Among the things the cidery was slinging that intrigued us were its Frozé Slushies. You see, at some point in the last few months, Fenceline found itself a slushy machine and has been experimenting with it ever since. They’ve been churning out (in quite the literal sense) two drinks at any given time: a boozy adult drink and an alcohol-free one.

As we saw them loading it up with wine and cider, both of which can be pretty dry, we wondered how a slushie – even a boozy one – would taste if it wasn’t sweet. Suffice to say we were pretty skeptical that it’d be, well … drinkable. We imagined wine not just with an ice cube in it, but thousands of tiny ice cubes.

[image:2]Fortunately, they thought of this too and have been keeping all of their enslushied alcohols on the sugary side. The day we visited, the alcoholic icy option was their Riesling wine combined with blueberry and pomegranate concentrate. It tasted … pretty good. We’re not sure the concept of frozen blended wine has entirely won us over yet, but we recognize why it might. For instance, just swishing it around in our mouth, we felt like we could taste each aspect of it, from the sour acidity to the fruitiness. We also like that the slushie didn’t do what half of our frozen drinks do, where the liquid drains from the ice as you drink it, quickly leaving behind a huge unflavored iceberg in an otherwise empty cup.

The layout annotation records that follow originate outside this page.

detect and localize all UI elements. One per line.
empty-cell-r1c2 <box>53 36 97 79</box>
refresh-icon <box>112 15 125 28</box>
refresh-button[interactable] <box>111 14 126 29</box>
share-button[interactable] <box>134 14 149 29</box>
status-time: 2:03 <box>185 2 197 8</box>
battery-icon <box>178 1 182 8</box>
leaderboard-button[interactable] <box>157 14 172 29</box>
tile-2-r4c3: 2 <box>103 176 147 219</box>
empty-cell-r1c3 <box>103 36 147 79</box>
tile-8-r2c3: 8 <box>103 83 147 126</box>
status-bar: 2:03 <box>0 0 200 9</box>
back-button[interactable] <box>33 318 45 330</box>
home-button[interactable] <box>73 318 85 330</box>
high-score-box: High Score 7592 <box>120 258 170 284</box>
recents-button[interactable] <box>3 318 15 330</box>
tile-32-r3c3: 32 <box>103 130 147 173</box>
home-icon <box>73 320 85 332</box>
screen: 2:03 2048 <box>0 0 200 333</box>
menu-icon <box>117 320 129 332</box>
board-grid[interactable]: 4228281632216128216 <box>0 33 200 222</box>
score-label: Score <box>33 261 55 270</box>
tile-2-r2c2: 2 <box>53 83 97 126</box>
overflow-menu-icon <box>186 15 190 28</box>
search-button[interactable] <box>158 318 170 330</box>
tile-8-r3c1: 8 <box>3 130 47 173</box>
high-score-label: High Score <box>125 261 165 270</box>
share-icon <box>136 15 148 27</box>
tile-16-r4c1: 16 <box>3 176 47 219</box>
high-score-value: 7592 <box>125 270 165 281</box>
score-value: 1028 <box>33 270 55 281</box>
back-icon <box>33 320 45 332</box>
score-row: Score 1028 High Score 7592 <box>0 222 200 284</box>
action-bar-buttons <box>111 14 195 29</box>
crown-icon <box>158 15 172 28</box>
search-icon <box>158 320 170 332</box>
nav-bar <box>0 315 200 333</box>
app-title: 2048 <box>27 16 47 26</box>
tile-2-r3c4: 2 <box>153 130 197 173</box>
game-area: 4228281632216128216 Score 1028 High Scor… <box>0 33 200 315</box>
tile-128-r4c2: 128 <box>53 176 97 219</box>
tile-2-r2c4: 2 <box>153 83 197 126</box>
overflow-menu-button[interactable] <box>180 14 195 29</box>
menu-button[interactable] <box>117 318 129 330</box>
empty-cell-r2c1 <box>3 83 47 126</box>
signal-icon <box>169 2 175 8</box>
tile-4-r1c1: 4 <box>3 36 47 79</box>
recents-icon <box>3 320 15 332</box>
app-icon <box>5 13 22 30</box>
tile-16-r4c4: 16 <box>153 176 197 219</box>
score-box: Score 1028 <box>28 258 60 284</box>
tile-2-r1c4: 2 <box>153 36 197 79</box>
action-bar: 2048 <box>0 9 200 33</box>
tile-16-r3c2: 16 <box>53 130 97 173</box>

On the other hand, though, the Frozé still maintained all the dangers frozen drinks carry. At one point … OK, at two points … the taste of wine distracted us from what we were doing and we took rather large sips of the beverage. We managed not to moan, but for a good five minutes of the time we were at the tasting room, if anyone had thought to look at us, they would have seen us leaning on the bar, arms clasping our head in the throes of brain freeze.

As we finished the slushie, the sun was starting to set and we were pretty much done with that experiment, so we moved on to one of Fenceline’s newest ciders, the Spur Bearer. As we understand it, this cider is made from red-fleshed apples closely related to those found in Kazakhstan, which is basically where apple trees, as a species, originated. So they’re like the primal form of apples. Maybe. Don’t look at us, we’re not apple historians.

[image:3]The cider itself was tart and sharp – more tang than tannin. It also had a faint tropical melon flavor, like a cantaloupe or a honeydew. It was refreshing and almost, but not quite, quaffable. The flavor was complex enough that it seemed better suited to sipping and savoring than slurping down.

To round out our visit, we then moved on to Fenceline’s Elderberry Cider. We’ll be honest, we’re not exactly elderberry connoisseurs. If you sent us out into the forest to find some, we’d probably pick the wrong thing, sample it, and die. But whatever effect it had on the cider seemed like a positive one.

The drink was sweet, tart, a little bitter, and dark. In flavor, it felt 65% like a cider and 35% like a wine. But not syrupy like a port — just a kinda-sweet wine-tinged cider. We enjoyed it.